The popular U.S. News and World Report’s college rankings were updated for the 2024-2025 school year on Sep. 17, unveiling numerous changes. In particular, Carleton has fallen from a ranking of #6 to #9.
Carleton has not necessarily changed for the worse over the past year. Rather, the system U.S. News uses to rank colleges has changed drastically. They removed five ranking factors in which Carleton generally performed well, such as class size (formerly accounting for 8% of scores) and alumni giving average (formerly accounting for 3%), and added six, including first-generation graduation rate (2.5%), if the college’s graduates earn more than high school graduates (5%), and various research publication-related criteria, such as publications cited in the top 5% and top 25% of journals (each accounting for 1% and 0.5% respectively).
U.S. News uses those ranking factors to compare and rank schools based on how each school performs in each area. Each criterion has a different weight, all of which total 100%; the number one school in each category has a score of 100%, and the rest of the schools are then ranked by their proximity to 100%. For example, Williams College, the highest-ranked liberal arts college in the U.S. News list, has a score of 100, while Carleton has a score of 92.
U.S. News claims they changed their rankings because of new research conducted by Strada/Gallup and the U.S. Department of Education’s National Center for Education Statistics on what students were looking for in a college. They concluded that students were primarily deciding on their college or university of choice based on “academic reputation, cost of attending, and return on investment.” In other words, though finances were far less of a consideration before, they became a driving factor in the new rankings.
Notably, the three schools that have moved above Carleton all have something in common: they are all military schools. The United States Naval Academy, previously tied with Carleton and Bowdoin College at #6, has moved up to #3. The United States Military Academy at West Point also moved up from a #9 tie with Claremont McKenna College to #8.
Most strikingly, the United States Air Force Academy leaped from #18 to #7.
The reason for the rise of military schools is primarily due to the involvement of post-graduation earnings in the system, a criterion in which military schools tend to rank highly. The median early-career salary for United States Naval Academy graduates, for example, is $90,800 according to Forbes in 2022, whereas Carleton’s average early-career salary is $40,800, according to CollegeSimply.
President Alison Byerly commented on this in her “From the President’s Desk” column, saying that “the new emphasis on earnings potential and ‘return on investment’ runs counter to the message we try to convey about the inherent value of a liberal arts education.”
However, Carleton isn’t the only school to face drastic changes in their rankings: in fact, 31% of the liberal arts colleges featured in the U.S. News ranking changed rank by more than 10 positions. These shifts have caused backlash from various liberal arts schools, such as Oberlin College.
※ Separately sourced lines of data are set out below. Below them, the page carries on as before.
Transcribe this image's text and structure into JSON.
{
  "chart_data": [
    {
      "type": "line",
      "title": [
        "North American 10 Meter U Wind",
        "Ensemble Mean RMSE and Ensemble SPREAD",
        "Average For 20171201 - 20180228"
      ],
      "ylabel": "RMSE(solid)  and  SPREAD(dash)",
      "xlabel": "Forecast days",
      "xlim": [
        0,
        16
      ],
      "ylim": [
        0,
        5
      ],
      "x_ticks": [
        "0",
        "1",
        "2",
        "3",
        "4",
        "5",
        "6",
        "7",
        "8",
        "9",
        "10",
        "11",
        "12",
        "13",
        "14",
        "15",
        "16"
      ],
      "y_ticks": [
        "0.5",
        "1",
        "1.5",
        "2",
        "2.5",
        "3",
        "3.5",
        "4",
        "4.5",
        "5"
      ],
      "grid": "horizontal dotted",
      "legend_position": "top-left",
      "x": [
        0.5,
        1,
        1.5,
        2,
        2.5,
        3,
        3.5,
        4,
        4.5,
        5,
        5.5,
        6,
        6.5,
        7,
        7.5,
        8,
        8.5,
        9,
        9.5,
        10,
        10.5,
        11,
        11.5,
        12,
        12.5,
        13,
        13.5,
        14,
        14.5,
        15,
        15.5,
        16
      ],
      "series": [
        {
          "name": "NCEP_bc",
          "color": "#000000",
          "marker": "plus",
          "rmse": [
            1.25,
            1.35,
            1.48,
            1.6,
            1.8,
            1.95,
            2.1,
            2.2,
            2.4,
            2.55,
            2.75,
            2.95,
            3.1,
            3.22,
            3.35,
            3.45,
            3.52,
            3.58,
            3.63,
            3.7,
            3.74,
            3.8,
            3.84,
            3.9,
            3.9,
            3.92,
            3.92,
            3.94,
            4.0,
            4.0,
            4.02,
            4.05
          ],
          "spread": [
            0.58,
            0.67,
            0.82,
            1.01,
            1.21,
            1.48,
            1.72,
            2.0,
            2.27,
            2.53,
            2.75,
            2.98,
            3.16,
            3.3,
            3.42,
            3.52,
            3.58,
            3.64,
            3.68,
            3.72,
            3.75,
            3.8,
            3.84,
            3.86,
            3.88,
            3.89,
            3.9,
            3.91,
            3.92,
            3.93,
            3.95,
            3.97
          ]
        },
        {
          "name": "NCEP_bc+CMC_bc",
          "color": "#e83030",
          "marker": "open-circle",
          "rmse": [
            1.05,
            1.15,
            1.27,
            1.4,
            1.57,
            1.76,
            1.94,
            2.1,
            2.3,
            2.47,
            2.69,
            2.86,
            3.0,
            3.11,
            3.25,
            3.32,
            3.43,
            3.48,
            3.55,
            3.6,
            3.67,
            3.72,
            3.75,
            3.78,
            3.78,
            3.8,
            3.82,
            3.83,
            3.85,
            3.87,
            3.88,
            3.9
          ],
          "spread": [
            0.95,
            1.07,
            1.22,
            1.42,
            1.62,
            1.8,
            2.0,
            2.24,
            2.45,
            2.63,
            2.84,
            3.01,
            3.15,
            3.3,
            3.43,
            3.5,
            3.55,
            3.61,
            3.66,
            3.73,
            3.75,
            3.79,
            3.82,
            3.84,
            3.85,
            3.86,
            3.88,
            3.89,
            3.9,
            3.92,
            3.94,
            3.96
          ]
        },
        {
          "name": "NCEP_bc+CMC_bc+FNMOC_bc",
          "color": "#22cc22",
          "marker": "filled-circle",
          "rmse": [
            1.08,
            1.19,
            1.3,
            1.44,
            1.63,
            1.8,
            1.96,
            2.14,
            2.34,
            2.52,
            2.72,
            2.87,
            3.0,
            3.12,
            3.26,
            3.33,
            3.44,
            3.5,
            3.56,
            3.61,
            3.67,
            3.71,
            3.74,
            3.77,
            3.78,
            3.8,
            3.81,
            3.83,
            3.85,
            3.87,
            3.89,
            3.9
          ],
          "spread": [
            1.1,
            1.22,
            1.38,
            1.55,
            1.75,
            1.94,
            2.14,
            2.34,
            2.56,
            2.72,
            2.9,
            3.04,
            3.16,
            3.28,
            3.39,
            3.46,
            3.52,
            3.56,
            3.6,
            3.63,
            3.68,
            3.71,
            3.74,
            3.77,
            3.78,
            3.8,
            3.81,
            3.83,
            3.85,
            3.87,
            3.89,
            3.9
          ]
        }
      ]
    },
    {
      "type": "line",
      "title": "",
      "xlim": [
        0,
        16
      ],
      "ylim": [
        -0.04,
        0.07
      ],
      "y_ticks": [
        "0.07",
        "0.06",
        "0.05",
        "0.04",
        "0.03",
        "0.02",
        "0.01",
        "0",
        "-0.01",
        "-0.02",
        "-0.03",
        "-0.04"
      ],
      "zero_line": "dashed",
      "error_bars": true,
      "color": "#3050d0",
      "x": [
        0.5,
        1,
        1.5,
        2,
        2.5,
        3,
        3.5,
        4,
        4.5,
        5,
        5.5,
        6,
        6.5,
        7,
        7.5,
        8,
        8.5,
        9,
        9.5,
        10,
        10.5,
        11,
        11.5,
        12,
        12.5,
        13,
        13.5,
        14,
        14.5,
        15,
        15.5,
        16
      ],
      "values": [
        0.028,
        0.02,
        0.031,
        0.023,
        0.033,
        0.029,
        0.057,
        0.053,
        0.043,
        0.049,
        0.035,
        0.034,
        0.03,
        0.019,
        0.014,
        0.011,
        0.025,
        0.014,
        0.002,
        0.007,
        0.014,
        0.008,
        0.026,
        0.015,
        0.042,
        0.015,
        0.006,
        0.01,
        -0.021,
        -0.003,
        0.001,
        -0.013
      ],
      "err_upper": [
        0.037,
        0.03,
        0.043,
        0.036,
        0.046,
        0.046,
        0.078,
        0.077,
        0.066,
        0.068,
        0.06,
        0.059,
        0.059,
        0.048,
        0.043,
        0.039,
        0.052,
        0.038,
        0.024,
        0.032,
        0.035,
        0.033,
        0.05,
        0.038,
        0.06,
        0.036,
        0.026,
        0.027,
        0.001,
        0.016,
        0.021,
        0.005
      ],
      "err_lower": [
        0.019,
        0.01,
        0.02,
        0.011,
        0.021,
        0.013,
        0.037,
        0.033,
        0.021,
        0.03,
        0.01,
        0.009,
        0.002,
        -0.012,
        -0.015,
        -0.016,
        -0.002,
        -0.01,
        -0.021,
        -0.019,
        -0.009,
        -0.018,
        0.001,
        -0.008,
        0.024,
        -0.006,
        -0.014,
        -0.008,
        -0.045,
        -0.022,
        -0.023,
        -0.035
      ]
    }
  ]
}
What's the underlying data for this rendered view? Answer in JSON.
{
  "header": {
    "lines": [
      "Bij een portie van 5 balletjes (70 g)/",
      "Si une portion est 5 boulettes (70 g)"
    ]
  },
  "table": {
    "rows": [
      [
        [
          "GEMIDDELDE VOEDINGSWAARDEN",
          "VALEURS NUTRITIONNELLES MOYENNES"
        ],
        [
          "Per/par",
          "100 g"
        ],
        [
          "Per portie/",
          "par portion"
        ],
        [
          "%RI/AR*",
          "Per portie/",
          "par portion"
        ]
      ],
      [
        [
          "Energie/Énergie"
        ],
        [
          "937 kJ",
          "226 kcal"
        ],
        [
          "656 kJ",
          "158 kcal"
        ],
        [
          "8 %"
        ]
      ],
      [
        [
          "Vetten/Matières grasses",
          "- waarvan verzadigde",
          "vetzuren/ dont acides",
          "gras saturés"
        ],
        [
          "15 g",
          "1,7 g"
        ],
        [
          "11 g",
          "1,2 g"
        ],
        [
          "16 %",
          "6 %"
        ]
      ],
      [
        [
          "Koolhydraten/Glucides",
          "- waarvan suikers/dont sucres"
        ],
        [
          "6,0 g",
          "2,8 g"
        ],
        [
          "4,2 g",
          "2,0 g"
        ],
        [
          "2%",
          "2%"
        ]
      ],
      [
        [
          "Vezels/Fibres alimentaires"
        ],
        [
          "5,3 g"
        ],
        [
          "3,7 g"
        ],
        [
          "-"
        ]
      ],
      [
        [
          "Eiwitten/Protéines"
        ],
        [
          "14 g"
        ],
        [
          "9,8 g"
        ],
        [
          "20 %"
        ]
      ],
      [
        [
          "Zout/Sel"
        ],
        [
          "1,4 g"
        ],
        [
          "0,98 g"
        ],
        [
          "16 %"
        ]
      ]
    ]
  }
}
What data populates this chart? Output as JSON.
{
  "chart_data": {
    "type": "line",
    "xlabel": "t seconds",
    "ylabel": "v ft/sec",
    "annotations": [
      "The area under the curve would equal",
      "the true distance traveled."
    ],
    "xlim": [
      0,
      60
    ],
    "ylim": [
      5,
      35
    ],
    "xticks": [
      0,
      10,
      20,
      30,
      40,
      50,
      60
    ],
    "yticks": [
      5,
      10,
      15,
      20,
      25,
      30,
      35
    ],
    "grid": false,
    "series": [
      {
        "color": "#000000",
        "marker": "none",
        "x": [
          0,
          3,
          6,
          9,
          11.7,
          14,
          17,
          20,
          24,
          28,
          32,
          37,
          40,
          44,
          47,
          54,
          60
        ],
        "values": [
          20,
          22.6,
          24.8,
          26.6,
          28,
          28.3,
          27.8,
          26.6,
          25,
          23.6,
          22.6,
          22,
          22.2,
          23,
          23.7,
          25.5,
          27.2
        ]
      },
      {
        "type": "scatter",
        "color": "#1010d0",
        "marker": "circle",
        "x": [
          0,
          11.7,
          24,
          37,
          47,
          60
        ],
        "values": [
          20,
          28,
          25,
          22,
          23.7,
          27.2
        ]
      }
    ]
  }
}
Oberlin’s president Carmen Twillie Ambar stated, “Higher education should no longer allow U.S. News rankings to influence the narrative about college quality and excellence in the United States.”
Other institutions — such as Vanderbilt University, which dropped from #13 to #18 in the National Universities ranking — stated that they are “distressed at the lack of rigor and competence that has increasingly characterized U.S. News’ annual lists,” and Tulane University — which dropped from #44 to #73 — expressed they “believe U.S. News made a serious and consequential error in measuring” the new ranking criterion at their institution. The universities dropped five positions and 29 positions respectively.
The U.S. News rankings rely on each institution’s willingness to participate in their surveys, and, as reported by U.S. News, 99 of the top 100 ranked national universities and 97 of the top 100 national liberal arts colleges participated in the 2024 survey. However, the distress displayed by some of the colleges and universities following the new rankings may decrease the likelihood that schools will be willing to be ranked by U.S. News in upcoming years.
Carleton’s drop in rankings does not seem to be a significant blow. Carleton still ranks within the top ten liberal arts colleges, remains the only Midwestern school in the top ten and continues to rank number one for undergraduate teaching as it has for 13 consecutive years.
Many schools were impacted by the change in ranking methodology, and U.S. News’ choice to alter their criteria remains a controversy. Whether their lists will remain a constant of college decisions and comparisons is unknown, but it is important to remember that any ranking of colleges or universities is based on interpretation of specific data. They are not all-encompassing or defining of the schools being ranked. As Byerly concluded, “We may not like the existence of rankings, or all of the approaches that they take, but they both reflect and shape the environment in which students make decisions about college.”